Insurance brokers or agents might be able to break out the numbers and do cost modeling with different types of health plans. Bethea said many medical practices already have an insurance broker and can use that person as "the first stop" when shopping around for HSAs.
Most major insurers now are offering high-deductible plans that can be used for HSAs, and plenty of smaller insurers are in the game as well. Most have established relationships with banks to handle the savings account portion, though the practice doesn't have to choose the bank the insurer might choose.
Some institutions will offer different investment options from mutual funds to CDs, and some may have small annual fees.
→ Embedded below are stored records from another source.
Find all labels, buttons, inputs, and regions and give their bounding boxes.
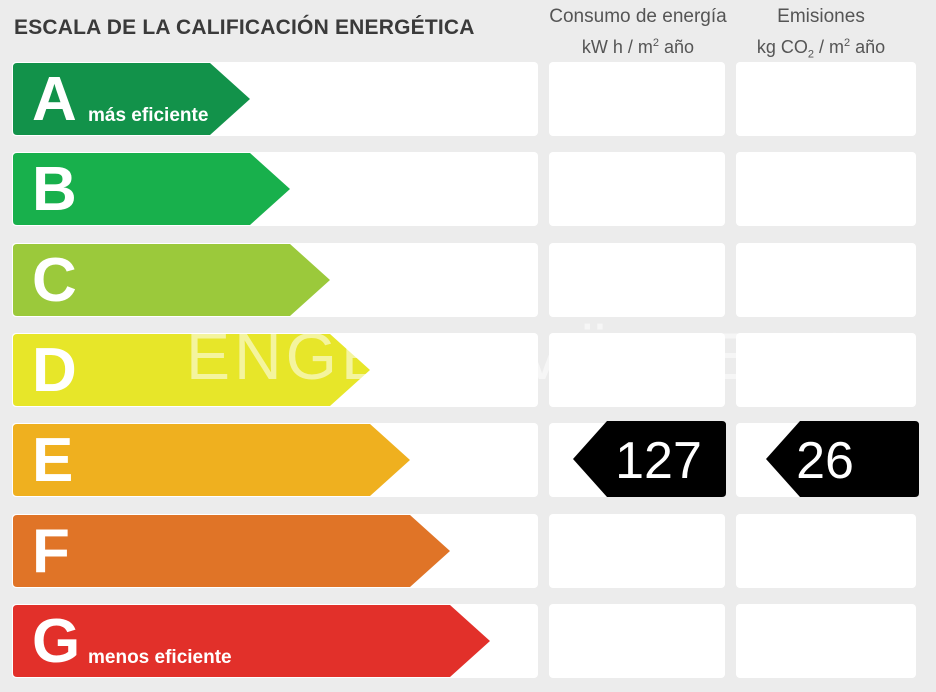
rating-bar-shape bbox=[13, 244, 330, 316]
consumo-header-unit: kW h / m2 año bbox=[581, 37, 695, 57]
column-header-emisiones: Emisiones kg CO2 / m2 año bbox=[730, 4, 912, 68]
column-header-consumo: Consumo de energía kW h / m2 año bbox=[540, 4, 736, 60]
rating-bar-e: E bbox=[13, 424, 410, 496]
cell-c2-b bbox=[549, 152, 725, 226]
rating-tag: más eficiente bbox=[88, 105, 209, 126]
rating-letter: E bbox=[32, 426, 74, 495]
consumo-header-line1: Consumo de energía bbox=[549, 6, 727, 27]
rating-bar-d: D bbox=[13, 334, 370, 406]
rating-row-f: F bbox=[0, 514, 936, 590]
rating-letter: D bbox=[32, 336, 77, 405]
rating-letter: C bbox=[32, 246, 77, 315]
rating-bar-b: B bbox=[13, 153, 290, 225]
rating-bar-c: C bbox=[13, 244, 330, 316]
rating-bar-shape bbox=[13, 515, 450, 587]
consumo-indicator-value: 127 bbox=[615, 432, 702, 490]
cell-c3-d bbox=[736, 333, 916, 407]
rating-letter: B bbox=[32, 155, 77, 224]
page-title: ESCALA DE LA CALIFICACIÓN ENERGÉTICA bbox=[14, 16, 475, 39]
cell-c2-a bbox=[549, 62, 725, 136]
cell-c3-b bbox=[736, 152, 916, 226]
cell-c2-c bbox=[549, 243, 725, 317]
cell-c3-a bbox=[736, 62, 916, 136]
rating-row-c: C bbox=[0, 243, 936, 319]
cell-c3-c bbox=[736, 243, 916, 317]
cell-c2-d bbox=[549, 333, 725, 407]
rating-bar-shape bbox=[13, 63, 250, 135]
rating-row-b: B bbox=[0, 152, 936, 228]
rating-row-e: E 127 26 bbox=[0, 421, 936, 499]
emisiones-indicator-shape bbox=[766, 421, 919, 497]
cell-c3-f bbox=[736, 514, 916, 588]
cell-c2-f bbox=[549, 514, 725, 588]
rating-letter: F bbox=[32, 517, 70, 586]
rating-bar-shape bbox=[13, 153, 290, 225]
cell-c3-g bbox=[736, 604, 916, 678]
emisiones-indicator: 26 bbox=[766, 421, 919, 497]
rating-bar-shape bbox=[13, 424, 410, 496]
rating-bar-f: F bbox=[13, 515, 450, 587]
consumo-indicator-shape bbox=[573, 421, 726, 497]
emisiones-indicator-value: 26 bbox=[796, 432, 854, 490]
rating-bar-shape bbox=[13, 605, 490, 677]
rating-row-d: D bbox=[0, 333, 936, 409]
rating-tag: menos eficiente bbox=[88, 647, 232, 668]
consumo-indicator: 127 bbox=[573, 421, 726, 497]
emisiones-header-line1: Emisiones bbox=[777, 6, 865, 27]
cell-c2-g bbox=[549, 604, 725, 678]
emisiones-header-unit: kg CO2 / m2 año bbox=[756, 37, 886, 61]
rating-letter: G bbox=[32, 607, 81, 676]
rating-bar-shape bbox=[13, 334, 370, 406]
rating-letter: A bbox=[32, 65, 77, 134]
Beyrouty said physicians might want to find out if they can pick their own investments or if they are limited to what the institution chooses.
Schwartz said it could be in the employer's best interest to ask that all of the employees' accounts be held at the same institution. That could cut down on paperwork if they are making contributions or diverting part of the payroll into the accounts.
Employees can take the funds in those accounts when they retire. After retirement, the money can be withdrawn tax-free for long-term care, prescription drugs, as a supplement to Medicare or for other qualified medical expenses. For this reason, some physicians may seek HSAs to supplement their retirement savings. But because they are so new, it is unclear if HSAs will deliver on all of their promise in the future.
For Diagnostic Imaging Associates, a radiology practice with five physicians and about 45 employees in Salem, Ore., the uncertainty surrounding HSAs was part of what made them unattractive. The practice considered switching to HSAs when it undertook a review of its health benefits but ultimately decided against it.
"It was apparent very early on that it was confusing to the employees. Here we were a medical group with people used to dealing with health plans, and they were having trouble grasping how this whole thing would work," said Roger Hoy, the practice administrator.
The practice also determined that some employees with prescription drug needs would end up spending more out of pocket than they would have under the former plan.
In the end, the practice went with an HMO.
"I think the concept is a good one," Hoy said. "But it takes more looking into."